Saturday, May 22, 2010

Pioneering effort by Ogilvy India with the Vodafone TVC campaign:

The zoozoos were one of the most successful TVC campaigns in a long time. Generally you had a couple or more ads for a particular brand of products. With the zoozoos, Vodafone and Ogilvy India went ahead and made 30 ads for showcasing the Value added services (VAS) campaign in 2009. they were the talk of the town during IPL 2. Come IPL3 and the zoozoos are back but they have lost the zing.

One thing thought noticeable is that some other brands too have followed suit with a number of ads. Tata Docomo with its caller tune variety of ads, Airtel with Sharman Joshi and Idea with Abhishek Bachchan. All three were for the Value added services. The difference would be in Docomo ads which were particularly for the caller back tunes where the caller listens to the tune set by him rather than the tune set by the person called. Maxx mobile too followed it with Mahendra Singh Dhoni but in a small way where they too had a series of ads though not in the same quantity.

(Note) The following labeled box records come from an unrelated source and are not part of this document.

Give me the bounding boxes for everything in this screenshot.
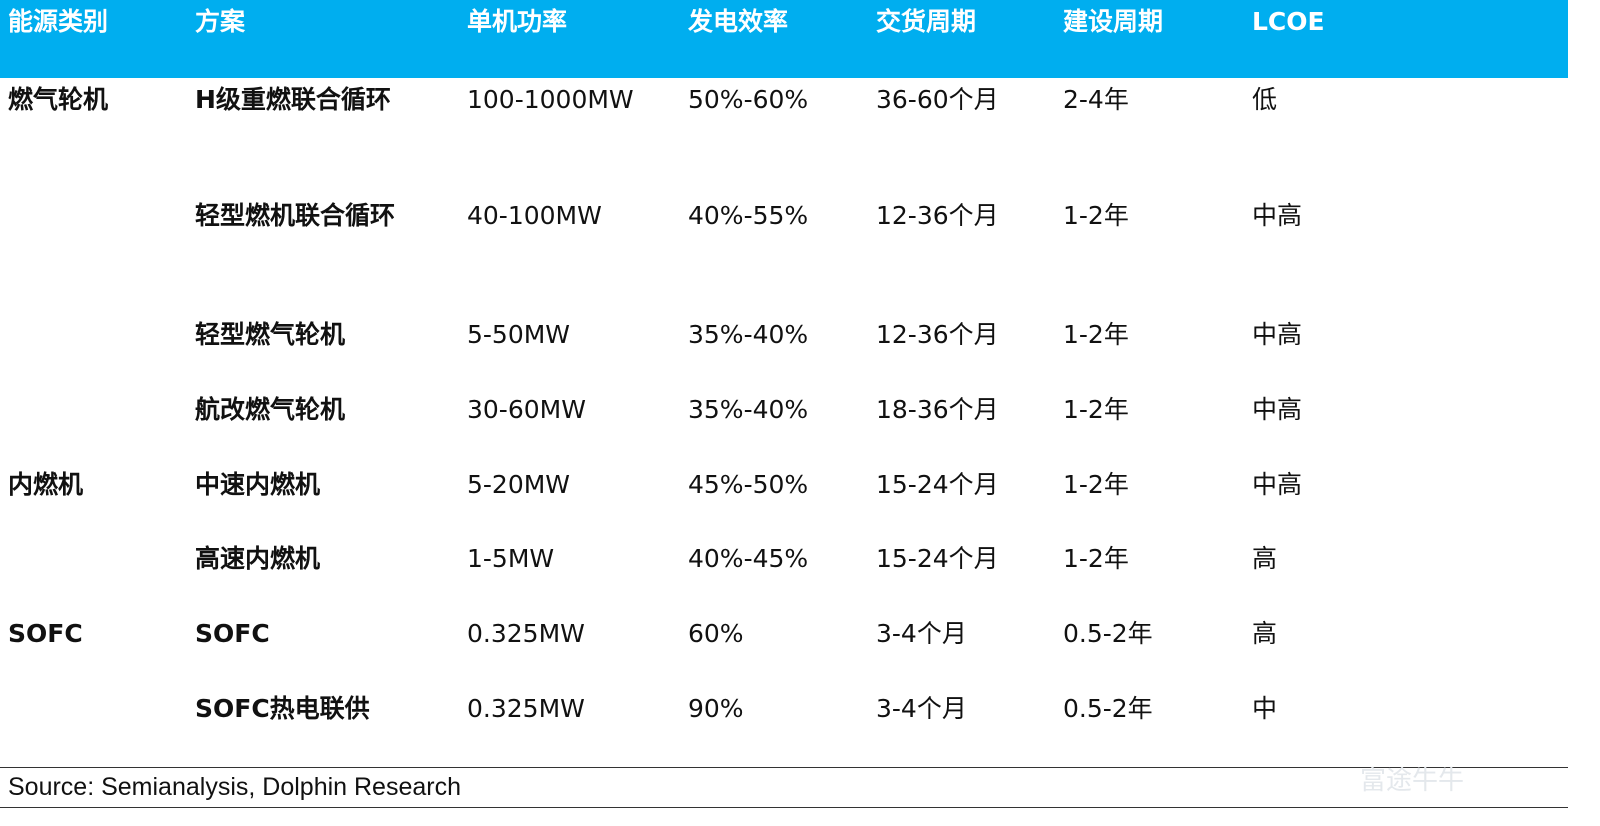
category-cell: SOFC: [8, 619, 83, 648]
table-cell: 1-2年: [1063, 395, 1129, 424]
table-cell: 1-2年: [1063, 470, 1129, 499]
table-cell: 1-2年: [1063, 201, 1129, 230]
rule: [0, 807, 1568, 808]
table-cell: 35%-40%: [688, 320, 809, 349]
table-cell: 中高: [1252, 395, 1303, 424]
table-cell: 40-100MW: [467, 201, 602, 230]
table-header: [0, 0, 1568, 78]
source-note: Source: Semianalysis, Dolphin Research: [8, 773, 461, 801]
table-cell: 1-2年: [1063, 320, 1129, 349]
table-cell: 高: [1252, 544, 1278, 573]
scheme-cell: 航改燃气轮机: [195, 395, 346, 424]
rule: [0, 767, 1568, 768]
header-cell: 方案: [195, 7, 246, 36]
header-cell: 能源类别: [8, 7, 109, 36]
scheme-cell: 轻型燃机联合循环: [195, 201, 396, 230]
header-cell: 建设周期: [1063, 7, 1164, 36]
table-cell: 中: [1252, 694, 1278, 723]
table-cell: 15-24个月: [876, 544, 999, 573]
scheme-cell: SOFC热电联供: [195, 694, 370, 723]
table-cell: 36-60个月: [876, 85, 999, 114]
table-cell: 30-60MW: [467, 395, 586, 424]
table-cell: 18-36个月: [876, 395, 999, 424]
table-cell: 12-36个月: [876, 201, 999, 230]
table-cell: 90%: [688, 694, 744, 723]
table-cell: 中高: [1252, 320, 1303, 349]
table-cell: 0.325MW: [467, 619, 585, 648]
header-cell: 单机功率: [467, 7, 568, 36]
table-cell: 0.5-2年: [1063, 694, 1153, 723]
table-cell: 15-24个月: [876, 470, 999, 499]
table-cell: 50%-60%: [688, 85, 809, 114]
table-cell: 5-50MW: [467, 320, 571, 349]
header-cell: 交货周期: [876, 7, 977, 36]
table-cell: 3-4个月: [876, 619, 967, 648]
table-cell: 中高: [1252, 470, 1303, 499]
table-cell: 40%-45%: [688, 544, 809, 573]
watermark: 富途牛牛: [1360, 766, 1465, 796]
table-cell: 45%-50%: [688, 470, 809, 499]
table-cell: 100-1000MW: [467, 85, 634, 114]
table-cell: 高: [1252, 619, 1278, 648]
table-cell: 5-20MW: [467, 470, 571, 499]
table-cell: 60%: [688, 619, 744, 648]
header-cell: 发电效率: [688, 7, 789, 36]
table-cell: 1-2年: [1063, 544, 1129, 573]
category-cell: 内燃机: [8, 470, 84, 499]
table-cell: 中高: [1252, 201, 1303, 230]
header-cell: LCOE: [1252, 7, 1325, 36]
category-cell: 燃气轮机: [8, 85, 109, 114]
table-cell: 2-4年: [1063, 85, 1129, 114]
scheme-cell: H级重燃联合循环: [195, 85, 391, 114]
table-cell: 1-5MW: [467, 544, 555, 573]
table-cell: 12-36个月: [876, 320, 999, 349]
table-cell: 0.5-2年: [1063, 619, 1153, 648]
scheme-cell: 中速内燃机: [195, 470, 321, 499]
table-cell: 40%-55%: [688, 201, 809, 230]
scheme-cell: 轻型燃气轮机: [195, 320, 346, 349]
scheme-cell: SOFC: [195, 619, 270, 648]
table-cell: 低: [1252, 85, 1278, 114]
table-cell: 3-4个月: [876, 694, 967, 723]
scheme-cell: 高速内燃机: [195, 544, 321, 573]
table-cell: 35%-40%: [688, 395, 809, 424]
table-cell: 0.325MW: [467, 694, 585, 723]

The scale for each campaign though could be different. The zoozoos must have cost a bomb for production. The Airtel ads too would have cost more. Similar would have been the case for Docomo. Idea’s campaign though was different. It has Abhishek Bachchan sitting in one position with his traditional peon and the attractive secretary mouthing different dialogues each time. The setting was same every time except the dialogues. It was a very cost effective way of producing a series of ads.

Thus Ogilvy India has stayed true to its reputation of being one of the best agencies and the most innovative as well.

Saturday, May 15, 2010

Usage of children in endorsements:

The rule of advertising is to use celebrity or people in ads who relate to the target audience. E.g. A sportsman would endorse a sports shoes not a filmstar. The rule doesn’t hold in the continuously changing market in India. Especially if it involves children. There was a time when children were used in ads only for children’s products such as nutrition category (Bournvita, Chyawanprash) or ice creams (Amul or Kwality) or chocolates (Cadbury).

As time progressed children were used more and more in ads for products not bought for them but were for household consumption such as consumer durables (Airconditoners, refrigerators, television, Audio systems) or food (Maggi, type of masala). Pester power was considered to be the weapon then. Things have not changed. Pester power still remains but the thought process behind using children for an array or products/ services has changed. Nowadays children are used for all types of product/ service categories. Aviation, banks (Axis bank, IDBI bank, Kotak bank), Cars (Volkswagen, Maruti), insurance (ICICI Pru, HDFC Standard Life, Metlife, Max newyork), detergent (Rin, Ariel, Tide, Wheel), oral care (Colgate, Pepsodent), tourism (Mahindra resorts), real estate (almost all ads in print media such as Lodha, DLF, HDIL), mutual funds, retail (big bazaar), Textile (Raymonds), telecommunications (Vodafone), oil and gas(Jaypee), cement, steel to name a few companies. You name a category and children are used. The rationale being that research has shown ads with children having more recall value than its ads of competitors without children. Children are endearing to all of us. This could be the reason for the high recall.

Communication is all about the message rather than the characters involved. The effectiveness of an ad is in understanding the way to reach the target audience and knowing the idea to make the target audience relate to the message and thus the product/ service. This has been understood by the Indian advertising industry.

Thus we see the latest offering from Metlife fixed income plan where we see the grand son blackmailing his grandmother for buying stuff and relating it to fixed income from financial products. A child in an ad who does not know what insurance means.